I would also suggest that embracing a culture of more and better scholarship as a remedy to scholactivism should make us reconsider some assumptions about what scholarship looks like. Professor Khaitan repeatedly insists on the necessity of peer review (6, 8, 9), and suggests that blogs are an altogether different realm from genuine scholarship (9). I think this is a mistake. An article in a US-style law review, or even a blog post, can be the product of a genuine effort to understand and engage with all the relevant knowledge, and develop a rigorous argument in response, no less than a peer-reviewed publication (and let us not get started on the shortcomings of peer review, and the proverbial perfidy of “Reviewer 2”). (Full disclosure: while I have never published in the US, I am an avid blogger.)

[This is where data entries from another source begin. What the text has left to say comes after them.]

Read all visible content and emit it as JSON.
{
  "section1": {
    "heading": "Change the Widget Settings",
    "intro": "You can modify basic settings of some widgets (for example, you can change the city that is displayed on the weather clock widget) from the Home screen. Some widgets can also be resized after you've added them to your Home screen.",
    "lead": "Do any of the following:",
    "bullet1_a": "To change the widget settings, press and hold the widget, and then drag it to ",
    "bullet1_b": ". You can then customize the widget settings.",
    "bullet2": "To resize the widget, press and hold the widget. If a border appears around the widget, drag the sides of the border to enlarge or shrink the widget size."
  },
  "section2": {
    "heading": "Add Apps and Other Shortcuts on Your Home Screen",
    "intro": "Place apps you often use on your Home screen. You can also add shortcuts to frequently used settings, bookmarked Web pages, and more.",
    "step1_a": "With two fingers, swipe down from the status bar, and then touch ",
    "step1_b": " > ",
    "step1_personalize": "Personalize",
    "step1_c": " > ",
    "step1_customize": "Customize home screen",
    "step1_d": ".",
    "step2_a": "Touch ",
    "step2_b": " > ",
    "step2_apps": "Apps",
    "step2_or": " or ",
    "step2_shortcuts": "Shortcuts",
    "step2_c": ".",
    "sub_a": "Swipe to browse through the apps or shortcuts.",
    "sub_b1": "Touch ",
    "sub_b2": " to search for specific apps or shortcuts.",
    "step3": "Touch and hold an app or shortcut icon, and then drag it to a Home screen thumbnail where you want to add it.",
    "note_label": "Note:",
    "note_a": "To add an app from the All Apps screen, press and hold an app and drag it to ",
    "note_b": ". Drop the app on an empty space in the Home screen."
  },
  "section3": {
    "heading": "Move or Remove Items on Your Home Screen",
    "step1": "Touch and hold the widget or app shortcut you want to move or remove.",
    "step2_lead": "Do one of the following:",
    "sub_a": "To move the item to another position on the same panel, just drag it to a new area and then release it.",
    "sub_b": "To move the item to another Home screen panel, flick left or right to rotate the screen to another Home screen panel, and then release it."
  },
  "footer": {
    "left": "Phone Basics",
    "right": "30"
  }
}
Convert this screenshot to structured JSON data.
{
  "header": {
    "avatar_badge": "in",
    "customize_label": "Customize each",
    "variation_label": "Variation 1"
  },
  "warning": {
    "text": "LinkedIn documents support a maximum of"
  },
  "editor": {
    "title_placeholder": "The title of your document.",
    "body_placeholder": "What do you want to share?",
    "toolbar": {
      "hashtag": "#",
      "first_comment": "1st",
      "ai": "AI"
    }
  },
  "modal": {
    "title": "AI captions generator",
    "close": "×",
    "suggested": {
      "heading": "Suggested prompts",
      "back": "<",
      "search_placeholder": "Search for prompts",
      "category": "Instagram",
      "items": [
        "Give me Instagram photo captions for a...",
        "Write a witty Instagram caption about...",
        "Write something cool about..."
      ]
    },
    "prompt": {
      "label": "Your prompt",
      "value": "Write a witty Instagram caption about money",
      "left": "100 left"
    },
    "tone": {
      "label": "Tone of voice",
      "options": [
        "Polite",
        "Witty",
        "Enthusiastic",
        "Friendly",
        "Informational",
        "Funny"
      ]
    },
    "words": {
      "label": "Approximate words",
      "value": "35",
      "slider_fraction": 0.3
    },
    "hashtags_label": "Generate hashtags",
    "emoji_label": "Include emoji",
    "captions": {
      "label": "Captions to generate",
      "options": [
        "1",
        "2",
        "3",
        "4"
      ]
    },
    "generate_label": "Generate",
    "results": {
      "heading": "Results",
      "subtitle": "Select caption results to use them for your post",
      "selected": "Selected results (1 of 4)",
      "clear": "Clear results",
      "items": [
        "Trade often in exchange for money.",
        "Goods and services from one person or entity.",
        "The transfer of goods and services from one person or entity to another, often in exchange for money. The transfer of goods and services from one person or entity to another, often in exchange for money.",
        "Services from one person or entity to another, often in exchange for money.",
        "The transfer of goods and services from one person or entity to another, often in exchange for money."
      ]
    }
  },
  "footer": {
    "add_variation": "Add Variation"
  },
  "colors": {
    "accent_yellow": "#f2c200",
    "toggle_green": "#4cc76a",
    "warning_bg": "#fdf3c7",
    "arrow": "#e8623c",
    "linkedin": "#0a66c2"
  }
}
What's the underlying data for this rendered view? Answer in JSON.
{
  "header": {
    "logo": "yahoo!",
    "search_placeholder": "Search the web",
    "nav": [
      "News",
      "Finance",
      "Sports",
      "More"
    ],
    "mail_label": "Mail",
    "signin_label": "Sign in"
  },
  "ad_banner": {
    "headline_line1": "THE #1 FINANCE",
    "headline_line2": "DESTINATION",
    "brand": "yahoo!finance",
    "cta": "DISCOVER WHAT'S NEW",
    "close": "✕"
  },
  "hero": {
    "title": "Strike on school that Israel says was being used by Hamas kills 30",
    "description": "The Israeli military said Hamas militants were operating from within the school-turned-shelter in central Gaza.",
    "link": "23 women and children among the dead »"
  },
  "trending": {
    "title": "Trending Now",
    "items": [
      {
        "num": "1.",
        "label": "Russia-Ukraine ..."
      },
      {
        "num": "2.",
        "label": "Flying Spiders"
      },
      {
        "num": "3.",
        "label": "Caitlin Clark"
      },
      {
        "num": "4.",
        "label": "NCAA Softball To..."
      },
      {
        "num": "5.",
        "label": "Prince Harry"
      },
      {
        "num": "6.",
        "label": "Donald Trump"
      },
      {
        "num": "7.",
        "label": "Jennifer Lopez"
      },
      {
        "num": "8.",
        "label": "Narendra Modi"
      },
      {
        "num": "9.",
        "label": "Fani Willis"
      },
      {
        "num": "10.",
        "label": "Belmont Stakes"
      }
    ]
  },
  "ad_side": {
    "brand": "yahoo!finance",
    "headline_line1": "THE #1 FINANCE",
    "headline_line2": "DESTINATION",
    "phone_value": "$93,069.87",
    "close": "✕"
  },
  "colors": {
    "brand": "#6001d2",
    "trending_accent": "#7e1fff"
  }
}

More importantly, though, and really this sums up my disagreement with Professor Khaitan, the point of scholarship is to propose, debate, and refine ideas. Methods and media are in the service of this aim, but they are only accessory to, not constitutive of it. That an idea was proposed in the service of some ulterior aim, or that it wasn’t fully vetted before publication is nowhere near as important or even interesting as whether it adds something to the conversation and holds up against criticism. If scholactivism generates ideas worth thinking about, embracing, or disagreeing with, then, even as we take on Professor Khaitan’s warnings about its inherent dangers, we should nonetheless welcome it ― with interest, as well as with debate.